Welcome to WebmasterWorld Guest from

Forum Moderators: DixonJones & mademetop

Message Too Old, No Replies

Need help in interpreting raw log files

I find Webalizer reporting data notably different from raw log files

4:44 pm on Jun 4, 2009 (gmt 0)

Junior Member

10+ Year Member

joined:July 1, 2005
votes: 0

My Webalizer server stats is reporting a number of page views far and away lower than what I found by looking into my raw log files. As I'm not sure if I am interpreting my raw log correctly, I would appreciate your advice about method I am using in doing it. Here's an example of how a line of my raw log files looks:  - -  [20/May/2009:09:28:04 -0700] "GET /index.php/ HTTP/1.1" 200 45626 "http://www.google.ie/search?hl=en&q=..." "Mozilla/4.0 (compatible; ....)"

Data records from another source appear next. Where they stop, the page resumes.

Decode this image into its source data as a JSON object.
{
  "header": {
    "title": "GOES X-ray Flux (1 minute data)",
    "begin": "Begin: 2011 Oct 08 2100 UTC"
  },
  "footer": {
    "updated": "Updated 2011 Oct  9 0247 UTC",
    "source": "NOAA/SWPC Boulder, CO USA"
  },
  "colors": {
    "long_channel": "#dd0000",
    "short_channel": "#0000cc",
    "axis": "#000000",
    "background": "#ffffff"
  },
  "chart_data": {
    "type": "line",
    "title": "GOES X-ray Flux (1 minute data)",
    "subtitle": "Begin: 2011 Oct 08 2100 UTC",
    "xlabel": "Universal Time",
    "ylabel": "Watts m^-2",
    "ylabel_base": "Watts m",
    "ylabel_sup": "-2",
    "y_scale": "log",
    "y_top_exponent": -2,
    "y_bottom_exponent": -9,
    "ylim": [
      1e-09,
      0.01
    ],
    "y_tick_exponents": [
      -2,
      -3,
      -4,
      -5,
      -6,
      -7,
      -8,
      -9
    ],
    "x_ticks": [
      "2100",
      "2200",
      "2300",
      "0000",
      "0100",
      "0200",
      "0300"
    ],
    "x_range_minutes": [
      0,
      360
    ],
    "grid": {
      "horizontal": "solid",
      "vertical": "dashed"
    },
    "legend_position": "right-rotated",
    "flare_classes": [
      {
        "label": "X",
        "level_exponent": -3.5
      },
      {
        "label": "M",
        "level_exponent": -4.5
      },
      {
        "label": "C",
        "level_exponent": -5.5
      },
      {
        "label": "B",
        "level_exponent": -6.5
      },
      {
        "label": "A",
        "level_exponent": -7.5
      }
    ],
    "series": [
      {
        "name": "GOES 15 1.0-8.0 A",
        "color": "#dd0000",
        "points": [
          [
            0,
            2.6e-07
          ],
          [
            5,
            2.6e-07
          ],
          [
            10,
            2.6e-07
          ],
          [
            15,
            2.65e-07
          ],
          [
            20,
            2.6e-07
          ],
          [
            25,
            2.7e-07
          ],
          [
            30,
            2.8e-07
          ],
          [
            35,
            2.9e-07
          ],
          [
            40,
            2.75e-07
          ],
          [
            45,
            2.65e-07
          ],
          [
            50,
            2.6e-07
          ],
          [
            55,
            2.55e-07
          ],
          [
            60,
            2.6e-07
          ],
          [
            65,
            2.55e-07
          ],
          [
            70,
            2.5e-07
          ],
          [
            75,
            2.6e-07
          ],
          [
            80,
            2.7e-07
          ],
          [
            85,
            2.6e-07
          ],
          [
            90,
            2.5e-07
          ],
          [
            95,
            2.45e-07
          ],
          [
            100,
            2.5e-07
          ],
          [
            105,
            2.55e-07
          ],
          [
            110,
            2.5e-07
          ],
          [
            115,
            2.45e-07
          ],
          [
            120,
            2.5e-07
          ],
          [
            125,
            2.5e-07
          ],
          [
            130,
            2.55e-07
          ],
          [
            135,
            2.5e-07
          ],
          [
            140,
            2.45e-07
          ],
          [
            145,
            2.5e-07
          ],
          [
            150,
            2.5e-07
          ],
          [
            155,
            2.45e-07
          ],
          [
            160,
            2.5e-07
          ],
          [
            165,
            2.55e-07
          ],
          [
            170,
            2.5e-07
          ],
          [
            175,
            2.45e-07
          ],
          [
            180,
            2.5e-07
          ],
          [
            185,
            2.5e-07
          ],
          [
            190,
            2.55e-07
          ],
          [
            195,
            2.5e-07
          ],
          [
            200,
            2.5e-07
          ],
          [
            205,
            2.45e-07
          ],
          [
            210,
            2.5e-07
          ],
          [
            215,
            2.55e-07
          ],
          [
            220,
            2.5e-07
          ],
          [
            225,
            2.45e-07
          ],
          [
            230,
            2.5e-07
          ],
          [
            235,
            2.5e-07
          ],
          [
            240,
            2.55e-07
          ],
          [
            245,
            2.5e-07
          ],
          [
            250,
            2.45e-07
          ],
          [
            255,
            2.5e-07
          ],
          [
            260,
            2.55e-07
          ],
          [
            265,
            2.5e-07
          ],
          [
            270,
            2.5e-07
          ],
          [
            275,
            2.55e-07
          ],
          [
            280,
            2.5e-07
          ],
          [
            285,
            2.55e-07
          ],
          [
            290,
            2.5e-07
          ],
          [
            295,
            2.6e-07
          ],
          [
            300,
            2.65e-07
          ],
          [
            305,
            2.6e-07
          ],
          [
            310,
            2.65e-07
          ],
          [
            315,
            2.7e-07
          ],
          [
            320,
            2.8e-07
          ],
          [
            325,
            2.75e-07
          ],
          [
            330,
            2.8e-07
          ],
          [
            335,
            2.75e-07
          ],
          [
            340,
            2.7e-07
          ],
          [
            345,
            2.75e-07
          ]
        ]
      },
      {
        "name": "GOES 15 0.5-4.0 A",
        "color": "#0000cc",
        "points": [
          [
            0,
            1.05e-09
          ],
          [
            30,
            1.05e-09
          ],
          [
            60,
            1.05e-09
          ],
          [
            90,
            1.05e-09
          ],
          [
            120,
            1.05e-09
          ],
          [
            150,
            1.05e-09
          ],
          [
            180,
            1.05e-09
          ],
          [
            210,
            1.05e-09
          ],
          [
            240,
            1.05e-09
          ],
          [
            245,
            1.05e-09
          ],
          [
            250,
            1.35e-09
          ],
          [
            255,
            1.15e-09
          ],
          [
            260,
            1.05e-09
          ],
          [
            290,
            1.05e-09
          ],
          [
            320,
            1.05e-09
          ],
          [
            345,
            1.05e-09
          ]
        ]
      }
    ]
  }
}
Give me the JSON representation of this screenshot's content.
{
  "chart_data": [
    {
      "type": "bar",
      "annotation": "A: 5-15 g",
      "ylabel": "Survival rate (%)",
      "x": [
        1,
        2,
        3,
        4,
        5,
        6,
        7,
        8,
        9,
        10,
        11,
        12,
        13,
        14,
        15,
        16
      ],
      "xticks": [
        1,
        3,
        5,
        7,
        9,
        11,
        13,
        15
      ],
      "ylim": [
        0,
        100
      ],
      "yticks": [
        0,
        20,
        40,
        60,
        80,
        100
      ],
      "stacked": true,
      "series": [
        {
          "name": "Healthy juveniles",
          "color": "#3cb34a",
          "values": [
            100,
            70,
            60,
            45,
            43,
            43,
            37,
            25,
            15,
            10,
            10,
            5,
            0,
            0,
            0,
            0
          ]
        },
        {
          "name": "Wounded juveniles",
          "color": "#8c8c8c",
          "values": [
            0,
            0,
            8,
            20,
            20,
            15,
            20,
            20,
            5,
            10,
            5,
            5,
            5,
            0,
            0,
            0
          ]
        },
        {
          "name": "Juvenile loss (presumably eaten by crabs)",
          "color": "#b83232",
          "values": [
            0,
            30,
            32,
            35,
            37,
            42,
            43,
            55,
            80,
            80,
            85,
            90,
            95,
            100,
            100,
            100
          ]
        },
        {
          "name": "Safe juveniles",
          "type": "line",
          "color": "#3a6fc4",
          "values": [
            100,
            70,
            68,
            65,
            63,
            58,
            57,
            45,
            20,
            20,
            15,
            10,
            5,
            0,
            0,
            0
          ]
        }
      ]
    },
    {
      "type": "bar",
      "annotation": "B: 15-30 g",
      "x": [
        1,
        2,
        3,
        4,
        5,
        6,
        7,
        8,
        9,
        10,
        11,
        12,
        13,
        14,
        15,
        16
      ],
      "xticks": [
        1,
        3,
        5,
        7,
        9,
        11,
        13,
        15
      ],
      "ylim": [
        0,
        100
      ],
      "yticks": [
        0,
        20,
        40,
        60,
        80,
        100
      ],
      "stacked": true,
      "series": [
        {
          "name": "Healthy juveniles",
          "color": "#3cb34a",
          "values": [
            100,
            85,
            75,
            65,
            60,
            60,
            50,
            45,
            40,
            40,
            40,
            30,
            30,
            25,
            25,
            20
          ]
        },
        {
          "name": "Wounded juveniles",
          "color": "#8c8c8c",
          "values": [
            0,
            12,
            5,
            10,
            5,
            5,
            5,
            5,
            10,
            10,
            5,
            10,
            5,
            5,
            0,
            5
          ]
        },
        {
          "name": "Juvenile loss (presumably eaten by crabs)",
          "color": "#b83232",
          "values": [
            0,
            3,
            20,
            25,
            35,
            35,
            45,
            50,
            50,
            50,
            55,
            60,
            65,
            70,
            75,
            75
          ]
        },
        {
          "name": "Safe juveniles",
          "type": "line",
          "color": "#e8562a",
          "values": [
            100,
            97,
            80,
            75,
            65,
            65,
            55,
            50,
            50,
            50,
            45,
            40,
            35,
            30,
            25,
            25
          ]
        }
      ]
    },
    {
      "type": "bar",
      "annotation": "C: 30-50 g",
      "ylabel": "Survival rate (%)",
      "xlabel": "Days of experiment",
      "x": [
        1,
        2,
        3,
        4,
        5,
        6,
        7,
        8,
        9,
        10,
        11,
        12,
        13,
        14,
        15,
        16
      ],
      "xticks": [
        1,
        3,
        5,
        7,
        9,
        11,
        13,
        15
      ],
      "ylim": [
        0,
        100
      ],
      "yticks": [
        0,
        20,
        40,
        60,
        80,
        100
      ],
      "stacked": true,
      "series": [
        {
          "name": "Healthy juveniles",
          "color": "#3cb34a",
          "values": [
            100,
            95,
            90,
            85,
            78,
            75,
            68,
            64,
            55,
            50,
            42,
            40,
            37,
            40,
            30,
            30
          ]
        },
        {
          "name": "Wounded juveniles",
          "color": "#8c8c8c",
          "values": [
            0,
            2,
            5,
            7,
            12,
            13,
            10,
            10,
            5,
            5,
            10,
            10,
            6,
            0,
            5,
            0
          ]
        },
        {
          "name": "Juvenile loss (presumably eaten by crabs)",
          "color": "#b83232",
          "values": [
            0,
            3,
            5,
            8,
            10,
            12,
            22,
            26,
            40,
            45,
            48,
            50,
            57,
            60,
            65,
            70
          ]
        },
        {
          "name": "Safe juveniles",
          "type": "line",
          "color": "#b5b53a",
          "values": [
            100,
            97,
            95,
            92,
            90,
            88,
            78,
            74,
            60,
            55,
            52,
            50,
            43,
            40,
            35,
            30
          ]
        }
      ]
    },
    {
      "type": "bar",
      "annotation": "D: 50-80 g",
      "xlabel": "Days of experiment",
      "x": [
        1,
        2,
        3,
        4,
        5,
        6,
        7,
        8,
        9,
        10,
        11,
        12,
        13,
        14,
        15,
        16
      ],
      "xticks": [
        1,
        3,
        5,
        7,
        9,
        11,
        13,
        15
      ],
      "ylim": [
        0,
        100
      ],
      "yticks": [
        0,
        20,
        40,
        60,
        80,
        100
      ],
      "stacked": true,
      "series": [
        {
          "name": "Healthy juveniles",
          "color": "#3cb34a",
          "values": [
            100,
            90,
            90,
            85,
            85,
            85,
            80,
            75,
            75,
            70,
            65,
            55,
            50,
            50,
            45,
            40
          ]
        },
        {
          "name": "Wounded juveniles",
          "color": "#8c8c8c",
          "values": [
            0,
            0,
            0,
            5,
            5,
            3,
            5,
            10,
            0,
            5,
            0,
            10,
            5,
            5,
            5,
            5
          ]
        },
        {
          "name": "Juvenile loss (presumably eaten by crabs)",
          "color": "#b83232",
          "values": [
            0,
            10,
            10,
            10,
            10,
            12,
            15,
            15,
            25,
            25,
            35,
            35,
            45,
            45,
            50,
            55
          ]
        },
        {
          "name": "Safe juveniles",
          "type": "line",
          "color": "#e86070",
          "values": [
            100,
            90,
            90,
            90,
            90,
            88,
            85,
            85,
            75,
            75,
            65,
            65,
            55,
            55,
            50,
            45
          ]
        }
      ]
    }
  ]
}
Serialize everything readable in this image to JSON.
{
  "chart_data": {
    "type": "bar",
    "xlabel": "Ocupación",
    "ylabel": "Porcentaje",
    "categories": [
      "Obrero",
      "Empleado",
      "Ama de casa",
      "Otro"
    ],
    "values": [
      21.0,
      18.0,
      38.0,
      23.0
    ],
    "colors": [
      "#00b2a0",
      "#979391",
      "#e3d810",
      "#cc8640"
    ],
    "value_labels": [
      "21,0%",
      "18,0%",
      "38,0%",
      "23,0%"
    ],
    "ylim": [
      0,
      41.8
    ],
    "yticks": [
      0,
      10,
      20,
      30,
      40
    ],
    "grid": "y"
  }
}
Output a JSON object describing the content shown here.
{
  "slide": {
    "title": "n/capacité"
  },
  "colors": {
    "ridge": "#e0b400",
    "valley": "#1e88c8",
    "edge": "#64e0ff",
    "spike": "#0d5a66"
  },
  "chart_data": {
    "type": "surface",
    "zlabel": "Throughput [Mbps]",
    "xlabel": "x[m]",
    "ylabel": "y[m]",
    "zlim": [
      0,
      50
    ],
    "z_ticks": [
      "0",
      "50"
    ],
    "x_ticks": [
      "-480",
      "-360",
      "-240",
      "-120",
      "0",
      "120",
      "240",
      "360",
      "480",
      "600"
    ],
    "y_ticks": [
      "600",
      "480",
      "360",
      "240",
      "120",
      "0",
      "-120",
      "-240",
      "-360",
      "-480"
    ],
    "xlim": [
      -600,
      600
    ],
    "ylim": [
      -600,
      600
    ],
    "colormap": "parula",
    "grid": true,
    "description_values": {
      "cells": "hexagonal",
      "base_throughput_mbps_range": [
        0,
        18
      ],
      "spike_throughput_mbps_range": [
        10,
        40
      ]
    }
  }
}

to make it more readable, below I make a list of the values included in the example line (with each numbered value corresponding to a column in the line):
2. - -
3. [20/May/2009:09:28:04 -0700]
4. "GET /index.php/ HTTP/1.1"
5. 200 45646
6. "http://www.google.ie/search?hl=en&q=..."
7. "Mozilla/4.0 (compatible; ....)"

In order to know the number of page views I take only the files with extension .php included in the column 4.
Now, what I find through this method is a number of pages hugely bigger than what Webalizer reports.
Also, in order to get rid of log-entries caused by robots, I eliminate the pages where in the corresponding column 7. (including info about browser) I find the string: bot. Even with that I am still finding a number of page views largely higher than what Webalizer reports.

Am I missing anything? Also, as most of my pages views have a dynamic Url I wonder does Webalizer read all of pages views having dynamic Url?


4:15 am on June 10, 2009 (gmt 0)

Junior Member

5+ Year Member

joined:Feb 20, 2008
votes: 0

Not all bots have bot in ua.

I take the raw logs and write a db table, set on a script hourly. Because the logs reset daily, I key them by ip + time + other unique info and don't update twice.

On the way in I lookup each from a robots IP lookup table. If bot goes to second db table.

(as I find new bots I add their 4 segment IP).

I lookup first by 4 segment IP in robots table,
if a range I've banned that jerk bots come from and they change it, I simply write 3 segments to bot table, (1st 3) which it also checks if 4 segments not found.

Now that separated to users (or unknown bots not already in my bot table), and bots, is much easier to get counts.

The script program displays a continuous hourly count but I can on demand or daily do query off the users table, and if I've added any that were really bots it skips them.

(sometimes you need to look at behaviour to see if bot, like it hits head which real users don't or scrapes a bunch quickly, etc)

then you can do whatever you want in ways of query with the table, which tends to grow large.

I can sep out by IP to give a 'visit' trail for any IP or chain of IPs in the case of AOL visits and the like.

Other interesting analyses can be done.
I wouldn't put too much into webstats figs. they are not as smart as you can be if you analyze the logs yourself in detail

I keep one log a day so I can reload the db if something goes corrupt.